When I look at it I dont see why you cant just cancel out the x in the numerator and denominator and get $\displaystyle \frac{72}{18y} = \frac{4}{y} $ I dont understand how she sets it up at all.

Hi
The author has done nothing special.
Since you have an expression $\displaystyle \frac{72x}{18xy}$ with just factors in it, you CAN definetely "just cancel out" the x.
The author has simply broken out the GCF (greatest common factor) from both the $\displaystyle 72x \ \mbox{and the} \ 18xy $
So $\displaystyle \mbox{GCF}(72x,18xy) \ = 18x $
Now the $\displaystyle 18x $ gets cancelled out, and we´re left with just
$\displaystyle \frac{4}{y} $

Ah many thanks. I learned GCF many years ago but this book, which is meant for beginners, jumps around from topic to topic.
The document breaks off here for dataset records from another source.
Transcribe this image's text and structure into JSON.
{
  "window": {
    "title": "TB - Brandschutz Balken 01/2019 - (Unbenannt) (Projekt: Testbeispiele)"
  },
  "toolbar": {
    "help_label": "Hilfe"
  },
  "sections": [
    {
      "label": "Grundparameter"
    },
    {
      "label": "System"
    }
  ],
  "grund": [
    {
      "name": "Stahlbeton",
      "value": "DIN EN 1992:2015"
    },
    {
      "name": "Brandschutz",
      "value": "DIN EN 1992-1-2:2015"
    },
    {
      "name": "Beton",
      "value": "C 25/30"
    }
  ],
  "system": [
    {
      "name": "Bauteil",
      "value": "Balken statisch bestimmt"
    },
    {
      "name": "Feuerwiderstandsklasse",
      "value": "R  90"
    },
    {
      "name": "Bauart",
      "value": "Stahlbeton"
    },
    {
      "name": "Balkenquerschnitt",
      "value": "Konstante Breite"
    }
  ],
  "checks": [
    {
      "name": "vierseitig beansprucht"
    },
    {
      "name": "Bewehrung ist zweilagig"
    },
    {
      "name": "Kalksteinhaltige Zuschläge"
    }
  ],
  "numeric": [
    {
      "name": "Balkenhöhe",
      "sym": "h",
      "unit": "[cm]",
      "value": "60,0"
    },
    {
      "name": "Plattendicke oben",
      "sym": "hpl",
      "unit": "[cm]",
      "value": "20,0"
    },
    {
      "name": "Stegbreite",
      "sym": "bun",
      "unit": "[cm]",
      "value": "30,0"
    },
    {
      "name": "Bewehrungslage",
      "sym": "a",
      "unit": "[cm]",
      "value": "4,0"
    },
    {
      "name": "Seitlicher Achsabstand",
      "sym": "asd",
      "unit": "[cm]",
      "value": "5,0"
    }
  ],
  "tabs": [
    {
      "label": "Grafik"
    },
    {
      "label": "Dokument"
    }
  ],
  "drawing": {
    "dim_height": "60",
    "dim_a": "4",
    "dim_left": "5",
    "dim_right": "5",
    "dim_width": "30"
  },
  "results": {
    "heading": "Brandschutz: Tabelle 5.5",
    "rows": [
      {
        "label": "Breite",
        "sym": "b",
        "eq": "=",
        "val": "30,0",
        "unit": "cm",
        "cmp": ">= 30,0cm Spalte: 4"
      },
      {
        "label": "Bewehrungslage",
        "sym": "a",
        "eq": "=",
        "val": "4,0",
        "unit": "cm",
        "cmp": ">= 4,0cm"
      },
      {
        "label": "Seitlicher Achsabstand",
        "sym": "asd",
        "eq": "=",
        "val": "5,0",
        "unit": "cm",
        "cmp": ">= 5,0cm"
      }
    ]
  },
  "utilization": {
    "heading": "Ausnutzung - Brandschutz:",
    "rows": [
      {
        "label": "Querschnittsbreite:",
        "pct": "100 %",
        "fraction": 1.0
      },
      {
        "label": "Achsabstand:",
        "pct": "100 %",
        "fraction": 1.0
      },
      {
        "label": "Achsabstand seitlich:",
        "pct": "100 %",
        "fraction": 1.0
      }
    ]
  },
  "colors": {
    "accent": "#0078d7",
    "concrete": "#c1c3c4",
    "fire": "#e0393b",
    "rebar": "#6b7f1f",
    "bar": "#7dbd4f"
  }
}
Even in the introduction of the book the author states she will build on previous material from chapter to chapter; however, GCF has not even been included this far. But at any rate many thanks for clarifying.
Also I know the same process must be going on here but how is the GCF of this expression 3x?
$\displaystyle \frac{6xy(2x1)}{3x} = \frac{2y(2x1)}{1} * \frac{3x}{3x} = 2y(2x1) $
Looks like the 3 divides the 6 and the x just divides into the other x on the numerator.

hi
The GCF here is definetely $\displaystyle 3x $.
You always try to "cancel out" as much as possible when simplifying expressions. The key thing not to forget is that you can only cancel out factors!